The Supreme Court is not meant to be partisan but the people who select the members base their selection on partisan beliefs to appeal to the partisan voters who put them in power. Regardless of whether an individual member subscribes to a partisan policy they are grilled and examined on their stands toward issues that are divided down party lines.
Anyone who reads through the Supreme Court decisions can see disagreement between the justices on how to read the law, from Scalia's textualism to Ginsburg's application of precedent, there is clear disagreement between each Justice on how to interpret laws, standing, burden of proof, etc. There is a partisan disagreement about how to read the law which gives the appearance of a partisan court, but Scalia has voted to keep flag burning legal and other justices have voted in ways that show a clear lack of partisan mindset.

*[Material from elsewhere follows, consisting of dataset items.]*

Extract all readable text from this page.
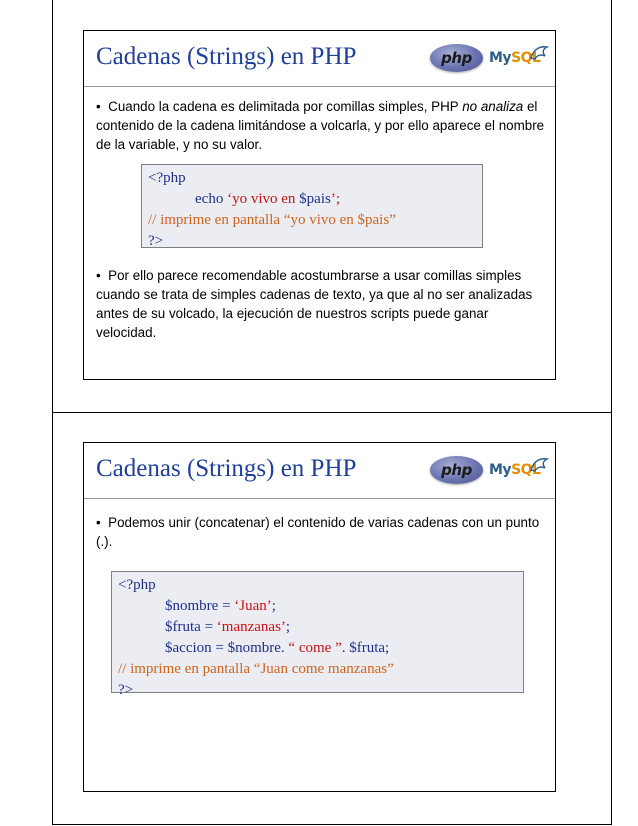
Cadenas (Strings) en PHP	php MySQL
• Cuando la cadena es delimitada por comillas simples, PHP no analiza el contenido de la cadena limitándose a volcarla, y por ello aparece el nombre de la variable, y no su valor.
<?php
echo ‘yo vivo en $pais’;
// imprime en pantalla “yo vivo en $pais”
?>
• Por ello parece recomendable acostumbrarse a usar comillas simples cuando se trata de simples cadenas de texto, ya que al no ser analizadas antes de su volcado, la ejecución de nuestros scripts puede ganar velocidad.
Cadenas (Strings) en PHP	php MySQL
• Podemos unir (concatenar) el contenido de varias cadenas con un punto (.).
<?php
$nombre = ‘Juan’;
$fruta = ‘manzanas’;
$accion = $nombre. “ come ”. $fruta;
// imprime en pantalla “Juan come manzanas”
?>
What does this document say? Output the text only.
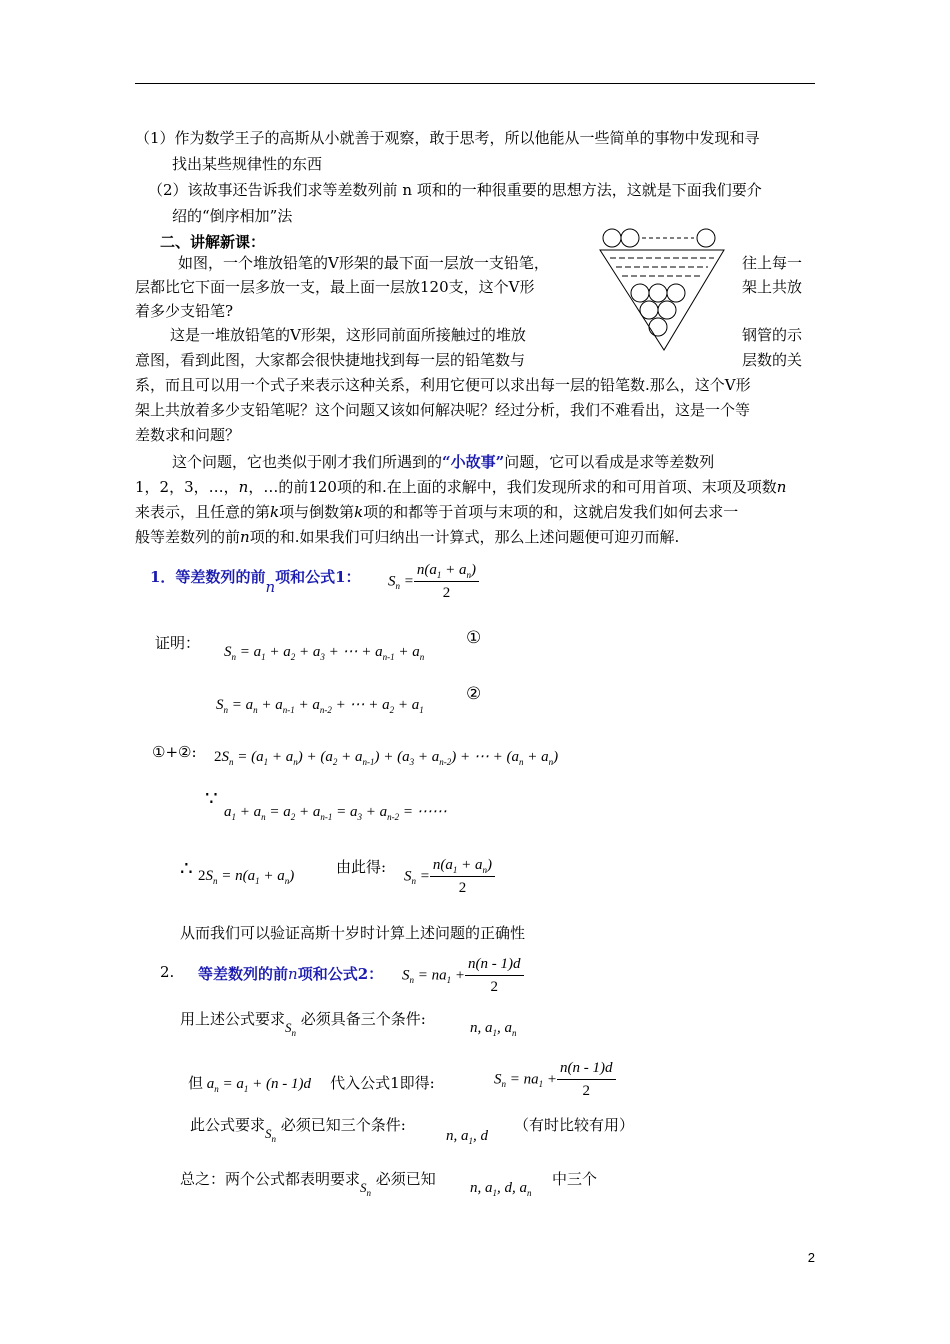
（1）作为数学王子的高斯从小就善于观察，敢于思考，所以他能从一些简单的事物中发现和寻
找出某些规律性的东西
（2）该故事还告诉我们求等差数列前 n 项和的一种很重要的思想方法，这就是下面我们要介
绍的“倒序相加”法
二、讲解新课：
如图，一个堆放铅笔的V形架的最下面一层放一支铅笔，	往上每一
层都比它下面一层多放一支，最上面一层放120支，这个V形	架上共放
着多少支铅笔?
这是一堆放铅笔的V形架，这形同前面所接触过的堆放	钢管的示
意图，看到此图，大家都会很快捷地找到每一层的铅笔数与	层数的关
系，而且可以用一个式子来表示这种关系，利用它便可以求出每一层的铅笔数.那么，这个V形
架上共放着多少支铅笔呢？这个问题又该如何解决呢？经过分析，我们不难看出，这是一个等
差数求和问题？
这个问题，它也类似于刚才我们所遇到的“小故事”问题，它可以看成是求等差数列
1，2，3，…，n，…的前120项的和.在上面的求解中，我们发现所求的和可用首项、末项及项数n
来表示，且任意的第k项与倒数第k项的和都等于首项与末项的和，这就启发我们如何去求一
般等差数列的前n项的和.如果我们可归纳出一计算式，那么上述问题便可迎刃而解.
1．等差数列的前n项和公式1： $S_n = \frac{n(a_1 + a_n)}{2}$
证明： $S_n = a_1 + a_2 + a_3$ + ⋯ + $a_{n-1} + a_n$
①
$S_n = a_n + a_{n-1} + a_{n-2}$ + ⋯ + $a_2 + a_1$
②
①+②: $2S_n = (a_1 + a_n) + (a_2 + a_{n-1}) + (a_3 + a_{n-2})$ + ⋯ + $(a_n + a_n)$
∵
$a_1 + a_n = a_2 + a_{n-1} = a_3 + a_{n-2}$ = ⋯⋯
∴ $2S_n = n(a_1 + a_n)$	由此得:
$S_n = \frac{n(a_1 + a_n)}{2}$
从而我们可以验证高斯十岁时计算上述问题的正确性
2. 等差数列的前n项和公式2： $S_n = na_1 + \frac{n(n - 1)d}{2}$
用上述公式要求$S_n$ 必须具备三个条件:	n, $a_1$, $a_n$
但 $a_n = a_1 + (n - 1)d$ 代入公式1即得:	$S_n = na_1 + \frac{n(n - 1)d}{2}$
此公式要求$S_n$ 必须已知三个条件:
n, $a_1$, d
（有时比较有用）
总之：两个公式都表明要求$S_n$ 必须已知 n, $a_1$, d, $a_n$
中三个
2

No, I do not think that the Supreme Court is a partisan organization. As far as I can tell, there's not a whole lot of ideology going on there, aside from Scalia, who has an unhealthy obsession with conservatism. But he's balanced out by the other judges, who decide cases based on their merits and relevance to the Constitution.
I do not believe the Supreme Court is partisan, it is designed to maintain some form of neutral given the way judges are appointed. There are times when it may tend to lean in a more conservative light or a more liberal light, but these variations are never extreme enough to think that it is an ongoing problem.
I believe there are definitely groups who think alike on the Supreme Court, but as a whole I think there is a good mix of conservative, liberal and independent. That's why I think it's important to ensure that both Republican and Democrat presidents get a chance to appoint justices to the court.